We revisit the general framework introduced by Fazylab et al. (SIAM J. Optim. 28, 2018) to construct Lyapunov functions for optimization algorithms in discrete and continuous time. For smooth, strongly convex objective functions, we relax the requirements necessary for such a construction. As a result we are able to prove for Polyak's ordinary differential equations and for a two-parameter family of Nesterov algorithms rates of convergence that improve on those available in the literature. We analyse the interpretation of Nesterov algorithms as discretizations of the Polyak equation. We show that the algorithms are instances of Additive Runge-Kutta integrators and discuss the reasons why most discretizations of the differential equation do not result in optimization algorithms with acceleration. We also introduce a modification of Polyak's equation and study its convergence properties. Finally we extend the general framework to the stochastic scenario and consider an application to random algorithms with acceleration for overparameterized models; again we are able to prove convergence rates that improve on those in the literature.

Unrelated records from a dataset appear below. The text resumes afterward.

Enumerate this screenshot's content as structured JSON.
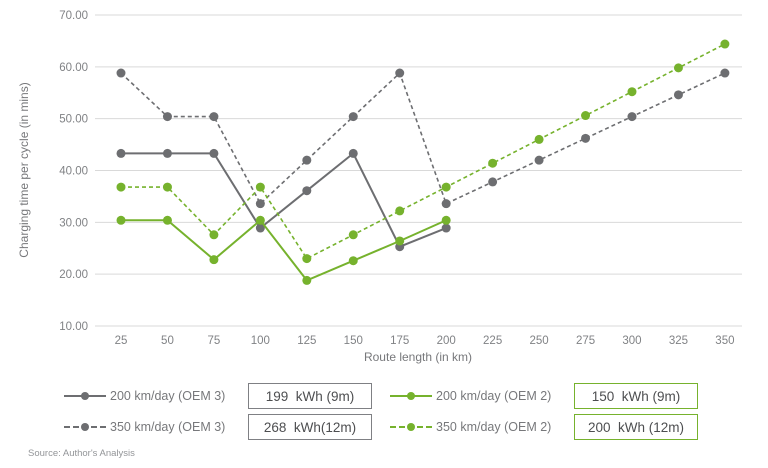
{
  "chart_data": {
    "type": "line",
    "title": "",
    "xlabel": "Route length (in km)",
    "ylabel": "Charging time per cycle (in mins)",
    "x": [
      25,
      50,
      75,
      100,
      125,
      150,
      175,
      200,
      225,
      250,
      275,
      300,
      325,
      350
    ],
    "ylim": [
      10,
      70
    ],
    "yticks": [
      70,
      60,
      50,
      40,
      30,
      20,
      10
    ],
    "ytick_labels": [
      "70.00",
      "60.00",
      "50.00",
      "40.00",
      "30.00",
      "20.00",
      "10.00"
    ],
    "grid": "horizontal only",
    "legend_position": "bottom, two columns with kWh value boxes",
    "series": [
      {
        "name": "200 km/day (OEM 3)",
        "badge": "199  kWh (9m)",
        "color": "#6d6e71",
        "style": "solid",
        "values": [
          43.3,
          43.3,
          43.3,
          28.9,
          36.1,
          43.3,
          25.3,
          28.9
        ]
      },
      {
        "name": "350 km/day (OEM 3)",
        "badge": "268  kWh(12m)",
        "color": "#6d6e71",
        "style": "dashed",
        "values": [
          58.8,
          50.4,
          50.4,
          33.6,
          42.0,
          50.4,
          58.8,
          33.6,
          37.8,
          42.0,
          46.2,
          50.4,
          54.6,
          58.8
        ]
      },
      {
        "name": "200 km/day (OEM 2)",
        "badge": "150  kWh (9m)",
        "color": "#76b22d",
        "style": "solid",
        "values": [
          30.4,
          30.4,
          22.8,
          30.4,
          18.8,
          22.6,
          26.4,
          30.4
        ]
      },
      {
        "name": "350 km/day (OEM 2)",
        "badge": "200  kWh (12m)",
        "color": "#76b22d",
        "style": "dashed",
        "values": [
          36.8,
          36.8,
          27.6,
          36.8,
          23.0,
          27.6,
          32.2,
          36.8,
          41.4,
          46.0,
          50.6,
          55.2,
          59.8,
          64.4
        ]
      }
    ],
    "source": "Source: Author's Analysis"
  },
  "colors": {
    "green": "#76b22d",
    "gray": "#6d6e71",
    "gridline": "#d9d9d9",
    "tick_text": "#808285",
    "box_border_gray": "#7f8084"
  }
}
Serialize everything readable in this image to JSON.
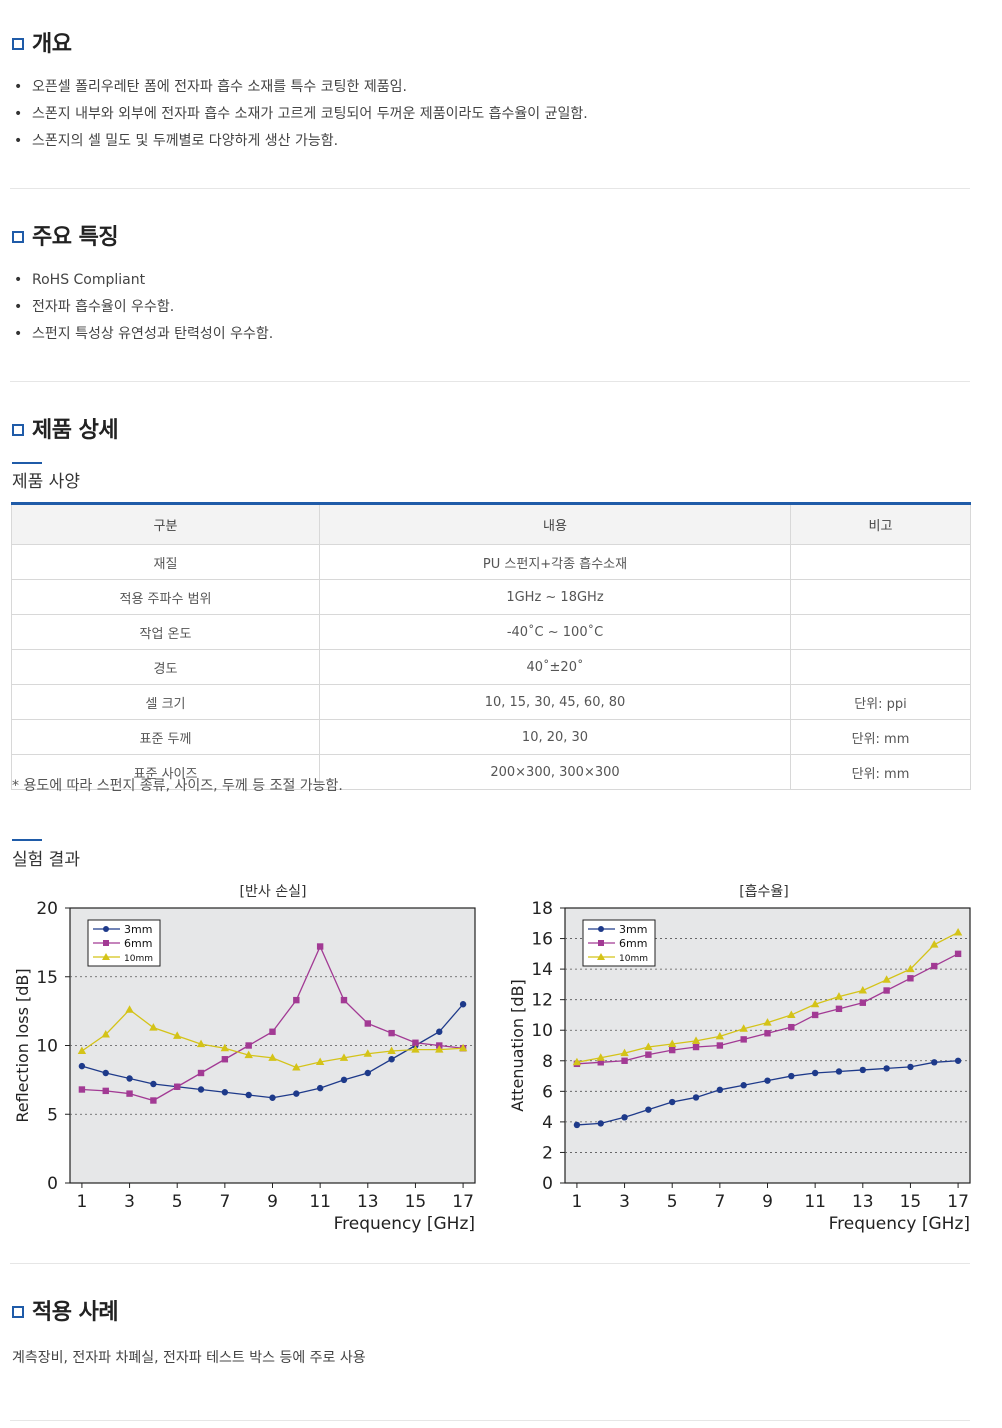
{
  "overview": {
    "title": "개요",
    "bullets": [
      "오픈셀 폴리우레탄 폼에 전자파 흡수 소재를 특수 코팅한 제품임.",
      "스폰지 내부와 외부에 전자파 흡수 소재가 고르게 코팅되어 두꺼운 제품이라도 흡수율이 균일함.",
      "스폰지의 셀 밀도 및 두께별로 다양하게 생산 가능함."
    ]
  },
  "features": {
    "title": "주요 특징",
    "bullets": [
      "RoHS Compliant",
      "전자파 흡수율이 우수함.",
      "스펀지 특성상 유연성과 탄력성이 우수함."
    ]
  },
  "detail": {
    "title": "제품 상세",
    "spec_title": "제품 사양",
    "table": {
      "headers": [
        "구분",
        "내용",
        "비고"
      ],
      "rows": [
        [
          "재질",
          "PU 스펀지+각종 흡수소재",
          ""
        ],
        [
          "적용 주파수 범위",
          "1GHz ~ 18GHz",
          ""
        ],
        [
          "작업 온도",
          "-40˚C ~ 100˚C",
          ""
        ],
        [
          "경도",
          "40˚±20˚",
          ""
        ],
        [
          "셀 크기",
          "10, 15, 30, 45, 60, 80",
          "단위: ppi"
        ],
        [
          "표준 두께",
          "10, 20, 30",
          "단위: mm"
        ],
        [
          "표준 사이즈",
          "200×300, 300×300",
          "단위: mm"
        ]
      ]
    },
    "note": "* 용도에 따라 스펀지 종류, 사이즈, 두께 등 조절 가능함.",
    "result_title": "실험 결과"
  },
  "chart_data": [
    {
      "type": "line",
      "title": "[반사 손실]",
      "xlabel": "Frequency [GHz]",
      "ylabel": "Reflection loss [dB]",
      "x": [
        1,
        2,
        3,
        4,
        5,
        6,
        7,
        8,
        9,
        10,
        11,
        12,
        13,
        14,
        15,
        16,
        17
      ],
      "xticks": [
        1,
        3,
        5,
        7,
        9,
        11,
        13,
        15,
        17
      ],
      "yticks": [
        0,
        5,
        10,
        15,
        20
      ],
      "xlim": [
        0.5,
        17.5
      ],
      "ylim": [
        0,
        20
      ],
      "grid": "dashed horizontal",
      "legend": "top-left",
      "series": [
        {
          "name": "3mm",
          "color": "#1e3a8a",
          "marker": "circle",
          "values": [
            8.5,
            8.0,
            7.6,
            7.2,
            7.0,
            6.8,
            6.6,
            6.4,
            6.2,
            6.5,
            6.9,
            7.5,
            8.0,
            9.0,
            10.0,
            11.0,
            13.0
          ]
        },
        {
          "name": "6mm",
          "color": "#a23a94",
          "marker": "square",
          "values": [
            6.8,
            6.7,
            6.5,
            6.0,
            7.0,
            8.0,
            9.0,
            10.0,
            11.0,
            13.3,
            17.2,
            13.3,
            11.6,
            10.9,
            10.2,
            10.0,
            9.8
          ]
        },
        {
          "name": "10mm",
          "color": "#d4c318",
          "marker": "triangle",
          "values": [
            9.6,
            10.8,
            12.6,
            11.3,
            10.7,
            10.1,
            9.8,
            9.3,
            9.1,
            8.4,
            8.8,
            9.1,
            9.4,
            9.6,
            9.7,
            9.7,
            9.8
          ]
        }
      ]
    },
    {
      "type": "line",
      "title": "[흡수율]",
      "xlabel": "Frequency [GHz]",
      "ylabel": "Attenuation [dB]",
      "x": [
        1,
        2,
        3,
        4,
        5,
        6,
        7,
        8,
        9,
        10,
        11,
        12,
        13,
        14,
        15,
        16,
        17
      ],
      "xticks": [
        1,
        3,
        5,
        7,
        9,
        11,
        13,
        15,
        17
      ],
      "yticks": [
        0,
        2,
        4,
        6,
        8,
        10,
        12,
        14,
        16,
        18
      ],
      "xlim": [
        0.5,
        17.5
      ],
      "ylim": [
        0,
        18
      ],
      "grid": "dashed horizontal",
      "legend": "top-left",
      "series": [
        {
          "name": "3mm",
          "color": "#1e3a8a",
          "marker": "circle",
          "values": [
            3.8,
            3.9,
            4.3,
            4.8,
            5.3,
            5.6,
            6.1,
            6.4,
            6.7,
            7.0,
            7.2,
            7.3,
            7.4,
            7.5,
            7.6,
            7.9,
            8.0
          ]
        },
        {
          "name": "6mm",
          "color": "#a23a94",
          "marker": "square",
          "values": [
            7.8,
            7.9,
            8.0,
            8.4,
            8.7,
            8.9,
            9.0,
            9.4,
            9.8,
            10.2,
            11.0,
            11.4,
            11.8,
            12.6,
            13.4,
            14.2,
            15.0
          ]
        },
        {
          "name": "10mm",
          "color": "#d4c318",
          "marker": "triangle",
          "values": [
            7.9,
            8.2,
            8.5,
            8.9,
            9.1,
            9.3,
            9.6,
            10.1,
            10.5,
            11.0,
            11.7,
            12.2,
            12.6,
            13.3,
            14.0,
            15.6,
            16.4
          ]
        }
      ]
    }
  ],
  "application": {
    "title": "적용 사례",
    "text": "계측장비, 전자파 차폐실, 전자파 테스트 박스 등에 주로 사용"
  }
}
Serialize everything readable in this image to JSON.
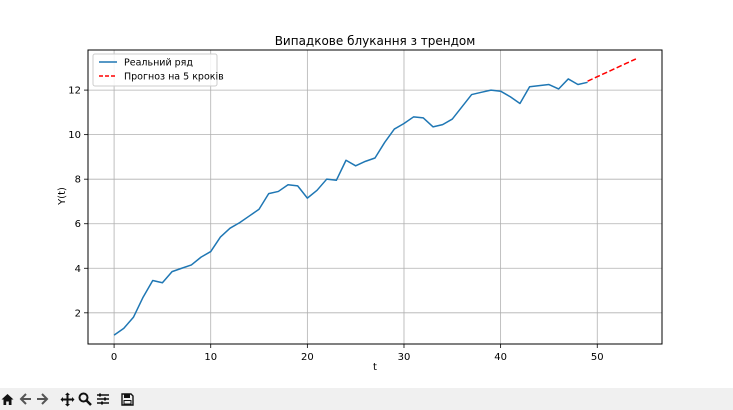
{
  "chart_data": {
    "type": "line",
    "title": "Випадкове блукання з трендом",
    "xlabel": "t",
    "ylabel": "Y(t)",
    "xlim": [
      -2.7,
      56.7
    ],
    "ylim": [
      0.6,
      13.8
    ],
    "xticks": [
      0,
      10,
      20,
      30,
      40,
      50
    ],
    "yticks": [
      2,
      4,
      6,
      8,
      10,
      12
    ],
    "grid": true,
    "legend_position": "top-left",
    "series": [
      {
        "name": "Реальний ряд",
        "style": "solid",
        "color": "#1f77b4",
        "x": [
          0,
          1,
          2,
          3,
          4,
          5,
          6,
          7,
          8,
          9,
          10,
          11,
          12,
          13,
          14,
          15,
          16,
          17,
          18,
          19,
          20,
          21,
          22,
          23,
          24,
          25,
          26,
          27,
          28,
          29,
          30,
          31,
          32,
          33,
          34,
          35,
          36,
          37,
          38,
          39,
          40,
          41,
          42,
          43,
          44,
          45,
          46,
          47,
          48,
          49
        ],
        "y": [
          1.0,
          1.3,
          1.8,
          2.7,
          3.45,
          3.35,
          3.85,
          4.0,
          4.15,
          4.5,
          4.75,
          5.4,
          5.8,
          6.05,
          6.35,
          6.65,
          7.35,
          7.45,
          7.75,
          7.7,
          7.15,
          7.5,
          8.0,
          7.95,
          8.85,
          8.6,
          8.8,
          8.95,
          9.65,
          10.25,
          10.5,
          10.8,
          10.75,
          10.35,
          10.45,
          10.7,
          11.25,
          11.8,
          11.9,
          12.0,
          11.95,
          11.7,
          11.4,
          12.15,
          12.2,
          12.25,
          12.05,
          12.5,
          12.25,
          12.35
        ]
      },
      {
        "name": "Прогноз на 5 кроків",
        "style": "dashed",
        "color": "#ff0000",
        "x": [
          49,
          50,
          51,
          52,
          53,
          54
        ],
        "y": [
          12.4,
          12.6,
          12.8,
          13.0,
          13.2,
          13.4
        ]
      }
    ]
  },
  "toolbar": {
    "coords": ""
  }
}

翻译：我们重新审视Fazylab等人（SIAM J. Optim. 28, 2018）提出的离散与连续时间优化算法Lyapunov函数构造通用框架。针对光滑强凸目标函数，我们放宽了此类构造所需的条件。基于此，我们成功证明了Polyak常微分方程及两参数Nesterov算法族的收敛速率，其结果优于现有文献。我们分析了将Nesterov算法视为Polyak方程离散化处理的解释，并证明这些算法属于加性Runge-Kutta积分器，同时探讨了多数微分方程离散化无法产生加速优化算法的原因。此外，我们引入Polyak方程的改进形式并研究其收敛特性。最后，我们将该通用框架扩展至随机场景，并考虑其在超参数化模型加速随机算法中的应用，再次证明了优于现有文献的收敛速率。